Di tingkat Asia, Indonesia menempati urutan keempat: India, Turki, Iran, Indonesia, Israel, Irak, Pakistan, Bangladesh, Filipina, dan Jepang. Sulit membayangkan, Bung, apa jadinya seandainya negeri kita ini berupa daratan semua—tidak dipisahkan oleh laut—seperti Eropa.

Bukankah dengan kenyataan seperti itu membuat hati kita rasanya seperti dilipat-lipat? Itu sebuah realitas. Menolak realitas adalah sia-sia dan percuma, Bung. Realitasnya, banyak korban. Walaupun, harus diakui, usaha untuk memutus rantai penularan sudah tak kurang-kurang dilakukan.

Tetapi—ini juga realitas yang pahit—banyak anggota masyarakat di negeri ini yang tidak peduli, yang kurang disiplin untuk memakai masker, misalnya. Bahkan, masih ada yang tidak percaya bahwa pandemi Covid-19 itu benar-benar, bahwa pandemi Covid-19 sebuah kenyataan, sebuah realitas.

Bahkan, Bung, masih saja ada yang menyebarkan hoaks, berita bohong tentang pandemi Covid-19 ini; tentang vaksin. Asal tahu saja, Bung, sejak pandemi Covid-19 melanda Indonesia sejak Maret 2020, media sosial menjadi tempat menyebarnya sekumpulan hoaks dan misinformasi.

Coba bayangkan, Bung, menurut identifikasi Sub Direktorat Pengendalian Konten Internet Ditjen Aplikasi Informatika Kemkominfo, hingga 26 Januari 2021 ada 1.387 isu hoaks tentang Covid-19 yang  tersebar di media sosial. Apa ini enggak, gila. Orang masih saja menyebar hoaks.

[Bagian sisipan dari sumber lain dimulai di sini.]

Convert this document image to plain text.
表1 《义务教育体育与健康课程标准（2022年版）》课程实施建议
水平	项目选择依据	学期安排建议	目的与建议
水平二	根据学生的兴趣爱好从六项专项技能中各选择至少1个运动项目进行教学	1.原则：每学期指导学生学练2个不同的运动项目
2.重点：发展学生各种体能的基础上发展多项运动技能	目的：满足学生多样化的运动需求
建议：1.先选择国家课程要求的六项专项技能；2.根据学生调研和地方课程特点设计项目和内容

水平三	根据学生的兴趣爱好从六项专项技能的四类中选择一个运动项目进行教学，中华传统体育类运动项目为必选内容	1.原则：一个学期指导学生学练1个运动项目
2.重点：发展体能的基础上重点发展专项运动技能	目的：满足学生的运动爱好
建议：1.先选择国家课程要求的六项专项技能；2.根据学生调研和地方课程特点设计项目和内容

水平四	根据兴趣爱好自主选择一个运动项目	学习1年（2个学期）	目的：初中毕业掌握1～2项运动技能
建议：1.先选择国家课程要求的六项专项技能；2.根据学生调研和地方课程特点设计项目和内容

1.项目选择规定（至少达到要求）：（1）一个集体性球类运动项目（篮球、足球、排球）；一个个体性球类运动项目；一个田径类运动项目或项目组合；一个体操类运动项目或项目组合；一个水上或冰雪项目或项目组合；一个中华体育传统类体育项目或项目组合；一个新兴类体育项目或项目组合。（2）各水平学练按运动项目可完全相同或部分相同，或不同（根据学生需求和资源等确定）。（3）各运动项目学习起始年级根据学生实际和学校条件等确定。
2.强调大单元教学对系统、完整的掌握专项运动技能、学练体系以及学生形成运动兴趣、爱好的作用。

Di mana hati mereka? Di mana rasa kemanusiaan mereka? Apa tidak punya? Apa mereka para pembuat dan penyebar hoaks sudah tidak punya hati lagi? Di sinilah pentingnya hati nurani. Hati nurani berperan penting dalam membuat keputusan moral. Hati nurani sering kali disebut sebagai “suara Allah”.

Bukankah, hati adalah inti diri manusia. Di hatilah semua dimensi yang berbeda saling terkait satu sama lain, yakni tubuh dan roh, ruang batin dan keterbukaan pada dunia serta sesama, intelektualitas, kehendak dan afektivitas (Paus Fransiskus, Lumen Fidei). Ketika hati dijaga agar tidak tercemar oleh kecenderungan buruk, orang akan menjadi lebih terbuka pada kebenaran dan kasih. Dan, orang yang demikian itu, tidak akan bersaksi dusta, dengan menyebarkan hoaks.